Por isso, é antônimo de “diabólico”, cuja etimologia grega remete à divisão, à incoerência, ao engano.
Na oitava da Páscoa (a semana que sucede ao Domingo da Ressureição) difícil seria não mencionar o Cristo. Para os cristãos e cristãs, ele é o filho de Deus, terceira pessoa da Trindade, junto com o Pai e o Espírito Santo.
Para as duas outras religiões abraâmicas, o islamismo e o judaísmo, o Cristo foi um profeta, para muitos, revolucionário.
Interessante notar que um dos três templos mais importantes para o islamismo, a Mesquita do Domo da Rocha (Al-Aqsa), na Colina Sagrada de Jerusalém, tem no lado voltado para o Jardim das Oliveiras a mensagem iconográfica mais clara que aquela religião – que não representa pictoricamente imagens – poderia fazer sobre o Cristo: a pintura do pão, do cálice e das uvas. Evidente homenagem ao Cristo, na mesquita onde se encontra a pedra da qual o Profeta Mohamed ascendeu aos céus. De fato, a arte forma pontes entre o céu e a terra, até quando pintada sobre paredes.
À propósito, no momento em que outras prisões são discutidas, cabe uma reflexão: quando um regime precisa prender seu principal oponente, em que ponto se encontra? De ascensão ou queda? Símbolo de força ou de fragilidade?
A História, compreensivelmente tão vilipendiada pela extrema-direita brasileira, ensina que a medida extrema do encarceramento é sinal da maior fragilidade; assim foi para o império romano e para a religiosidade opressora.
Sempre em tema de História, acabo de ler The Shortest History of Germany. Uma curiosidade: comprei na Foyles, em Londres, a maior livraria do mundo, que adotou uma fórmula muito original para sua função de livraria física. De fato, atualmente, muitos dos lançamentos contam com resenhas dos próprios funcionários da livraria. Uma boa mostra de que ao menos no espaço da livraria os trabalhadores e trabalhadoras são valorizados em seus saberes, dialogando com o interesse dos potenciais compradores. Mercado livre de fato: de amarras, de preconceitos, de obtusidades. Puro Paulo Freire. Pura troca. Pura vida.

Capa de “The Shortest History of Germany” (Foto: Reprodução)

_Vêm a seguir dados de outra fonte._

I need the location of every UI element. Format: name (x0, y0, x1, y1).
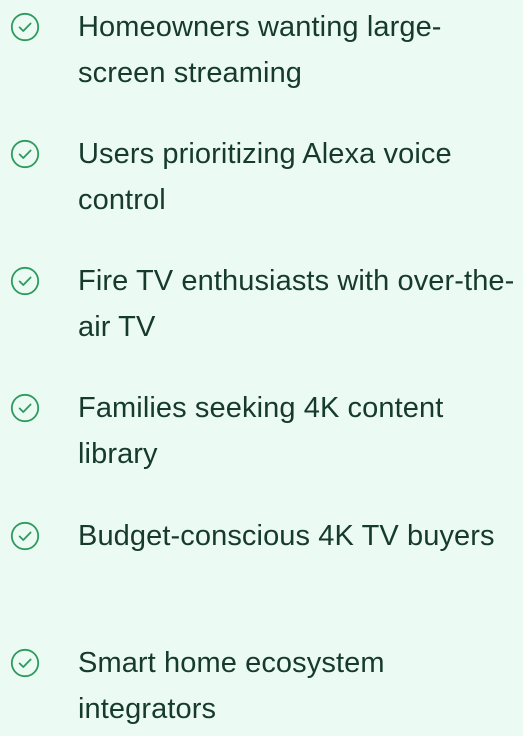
list-item-label: Families seeking 4K content library (78, 392, 444, 470)
list-item: Fire TV enthusiasts with over-the-air TV (0, 258, 523, 354)
list-item: Families seeking 4K content library (0, 385, 523, 481)
check-circle-icon (10, 521, 40, 551)
audience-list: Homeowners wanting large-screen streamin… (0, 0, 523, 729)
list-item-label: Fire TV enthusiasts with over-the-air TV (78, 265, 515, 343)
check-circle-icon (10, 139, 40, 169)
list-item: Budget-conscious 4K TV buyers (0, 513, 523, 609)
list-item-label: Users prioritizing Alexa voice control (78, 138, 452, 216)
list-item-label: Smart home ecosystem integrators (78, 647, 385, 725)
check-circle-icon (10, 12, 40, 42)
list-item: Homeowners wanting large-screen streamin… (0, 4, 523, 100)
check-circle-icon (10, 648, 40, 678)
list-item-label: Homeowners wanting large-screen streamin… (78, 11, 442, 89)
check-circle-icon (10, 266, 40, 296)
check-circle-icon (10, 393, 40, 423)
list-item-label: Budget-conscious 4K TV buyers (78, 520, 495, 552)
list-item: Users prioritizing Alexa voice control (0, 131, 523, 227)
list-item: Smart home ecosystem integrators (0, 640, 523, 736)
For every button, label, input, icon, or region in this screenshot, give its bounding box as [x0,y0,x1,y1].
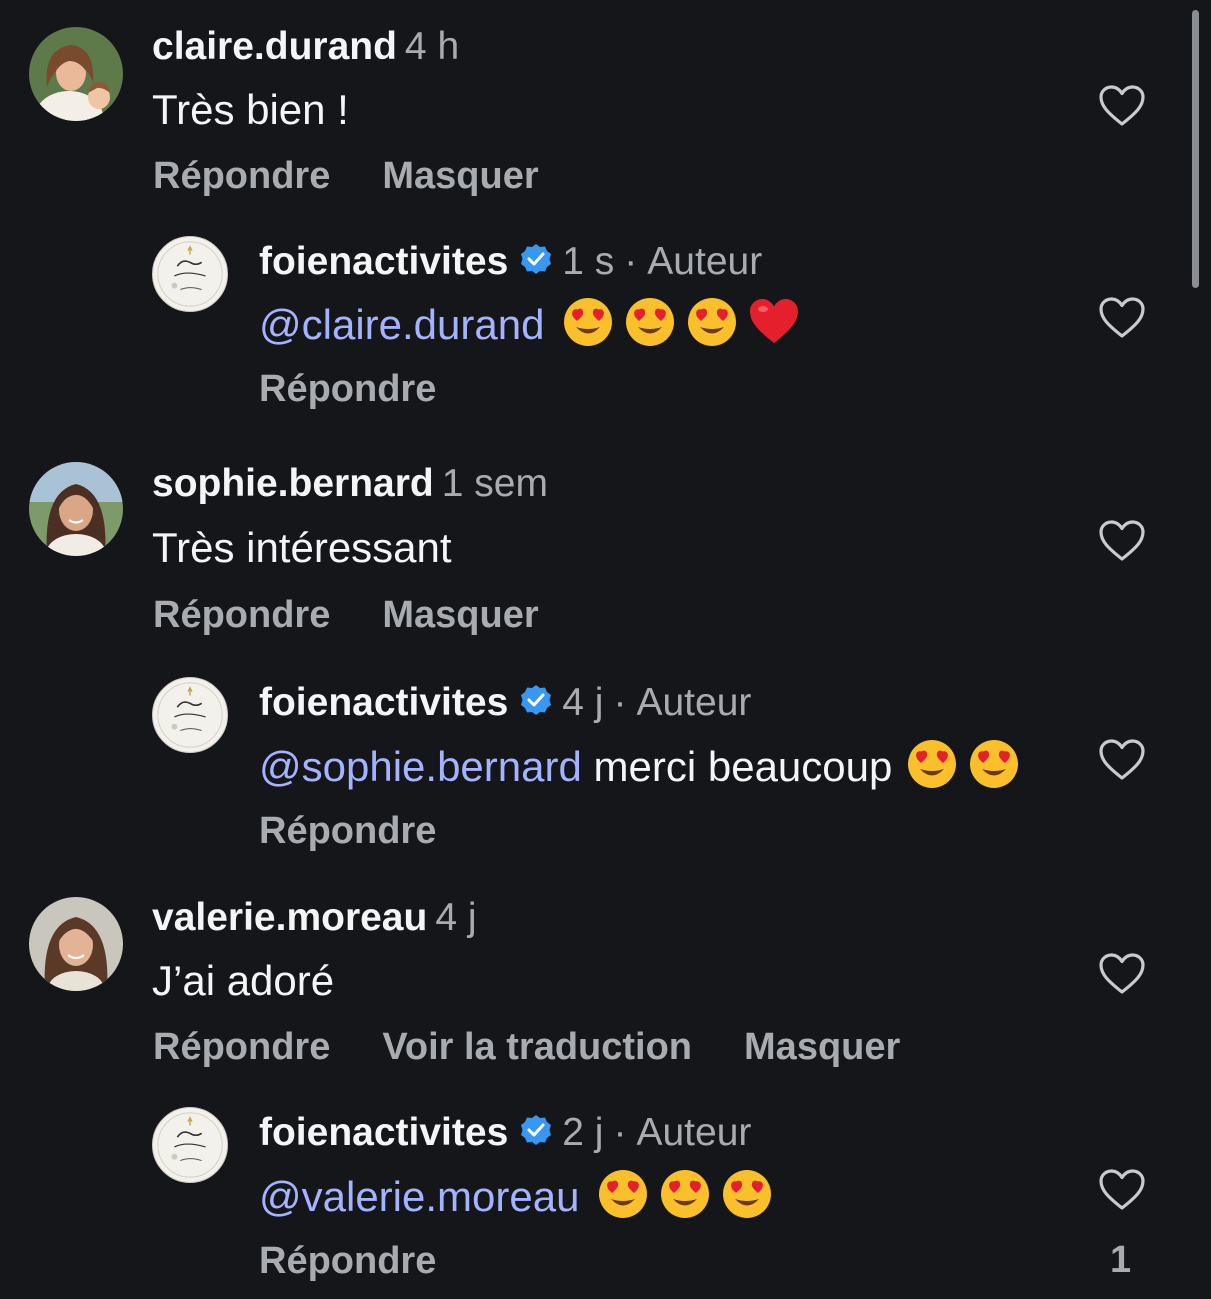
heart-eyes-emoji-icon [906,738,958,790]
reply-button[interactable]: Répondre [153,155,330,197]
like-button[interactable] [1098,519,1146,563]
mention-link[interactable]: @claire.durand [259,301,544,348]
comment-time: 4 h [404,25,460,68]
foi-logo-avatar-image [153,1108,227,1182]
comment-text: Très intéressant [152,524,452,571]
avatar[interactable] [29,462,123,556]
reply-button[interactable]: Répondre [259,368,436,410]
woman-with-child-avatar-image [29,27,123,121]
comment-time: 2 j [562,1111,604,1154]
foi-logo-avatar-image [153,237,227,311]
heart-outline-icon [1099,953,1145,994]
comment-username[interactable]: claire.durand [152,25,397,68]
heart-outline-icon [1099,85,1145,126]
reply-button[interactable]: Répondre [153,594,330,636]
separator-dot: · [624,240,638,283]
heart-eyes-emoji-icon [686,296,738,348]
scrollbar[interactable] [1192,10,1199,288]
verified-badge-icon [518,683,554,719]
comment-text: merci beaucoup [593,743,893,790]
heart-eyes-emoji-icon [624,296,676,348]
reply-button[interactable]: Répondre [259,810,436,852]
heart-eyes-emoji-icon [968,738,1020,790]
comment-username[interactable]: foienactivites [259,681,508,724]
heart-outline-icon [1099,297,1145,338]
mention-link[interactable]: @sophie.bernard [259,743,582,790]
hide-button[interactable]: Masquer [744,1026,900,1068]
comment-username[interactable]: foienactivites [259,1111,508,1154]
comment-text: J’ai adoré [152,957,335,1004]
like-button[interactable] [1098,952,1146,996]
like-button[interactable] [1098,84,1146,128]
heart-eyes-emoji-icon [721,1168,773,1220]
verified-badge-icon [518,242,554,278]
comment-time: 1 s [562,240,615,283]
heart-eyes-emoji-icon [562,296,614,348]
avatar[interactable] [29,897,123,991]
author-label: Auteur [636,1111,752,1154]
comments-panel: claire.durand 4 h Très bien ! Répondre Mas… [0,0,1211,1299]
heart-outline-icon [1099,1169,1145,1210]
like-count[interactable]: 1 [1110,1239,1131,1282]
woman-avatar-image [29,897,123,991]
comment-time: 4 j [435,896,477,939]
verified-badge-icon [518,1113,554,1149]
reply-button[interactable]: Répondre [153,1026,330,1068]
avatar[interactable] [29,27,123,121]
heart-outline-icon [1099,520,1145,561]
comment-time: 1 sem [441,462,548,505]
like-button[interactable] [1098,296,1146,340]
red-heart-emoji-icon [748,296,800,348]
foi-logo-avatar-image [153,678,227,752]
hide-button[interactable]: Masquer [382,155,538,197]
separator-dot: · [613,681,627,724]
hide-button[interactable]: Masquer [382,594,538,636]
heart-outline-icon [1099,739,1145,780]
like-button[interactable] [1098,1168,1146,1212]
avatar[interactable] [152,677,228,753]
woman-avatar-image [29,462,123,556]
heart-eyes-emoji-icon [597,1168,649,1220]
author-label: Auteur [647,240,763,283]
see-translation-button[interactable]: Voir la traduction [382,1026,692,1068]
heart-eyes-emoji-icon [659,1168,711,1220]
author-label: Auteur [636,681,752,724]
comment-time: 4 j [562,681,604,724]
mention-link[interactable]: @valerie.moreau [259,1173,579,1220]
comment-username[interactable]: sophie.bernard [152,462,434,505]
avatar[interactable] [152,236,228,312]
comment-text: Très bien ! [152,86,349,133]
comment-username[interactable]: foienactivites [259,240,508,283]
like-button[interactable] [1098,738,1146,782]
reply-button[interactable]: Répondre [259,1240,436,1282]
comment-username[interactable]: valerie.moreau [152,896,427,939]
avatar[interactable] [152,1107,228,1183]
separator-dot: · [613,1111,627,1154]
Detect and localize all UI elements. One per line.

O autor da referida história alemã é James Hawes, que a conta de forma sucinta e agradável, desde o surgimento dos primeiros agrupamentos humanos antes de Cristo, os quais seriam posteriormente incorporados pelo império romano, até os dias atuais.
Alguns pontos dessa longa, rica e turbulenta história chamam a atenção: em primeiro lugar, como ao longo de mais de vinte séculos a atual Alemanha se manteve, basicamente, entre os eixos do Reno, a oeste; do Danúbio, ao Sul; e do Oder, a leste; tendo o Elba, a nordeste.
O autor constrói seu raciocínio sobre a geopolítica, que, sendo uma dimensão mais próxima do determinismo, pode levar a equívocos, como considerar em segundo plano a importância da cultura para a interpretação histórica.
Por outro lado, não desconsidera essa mesma dimensão cultural: em primeiro lugar, ao identificar a importância da dialética para a cultura alemã, sistematizada na filosofia de Hegel (1770-1831) e posteriormente retomada como método de análise e ação política, pelo cidadão de Trier, Karl Marx, tio-tataravô do nosso maior paisagista, Burle Marx.
Transpondo a questão filosófica para o Brasil, vemos que Paulo Freire conseguiu aplicar a metodologia daquele raciocínio dialético ao seu próprio método, contextualizando-o ao ensino e o transformando à luz do pacifismo do século XX, de sorte que o contraditório não levasse mais ao conflito, mas ao diálogo, horizontal, igualitário, trocador e “paridor” de novas realidades.
Outro ponto ponto de interpretação histórica-cultural interessante é a constante dominação da Prússia sobre a vida política alemã, principalmente ao longo dos séculos  XVIII, XIX e XX, até a derrota, na Segunda Guerra Mundial.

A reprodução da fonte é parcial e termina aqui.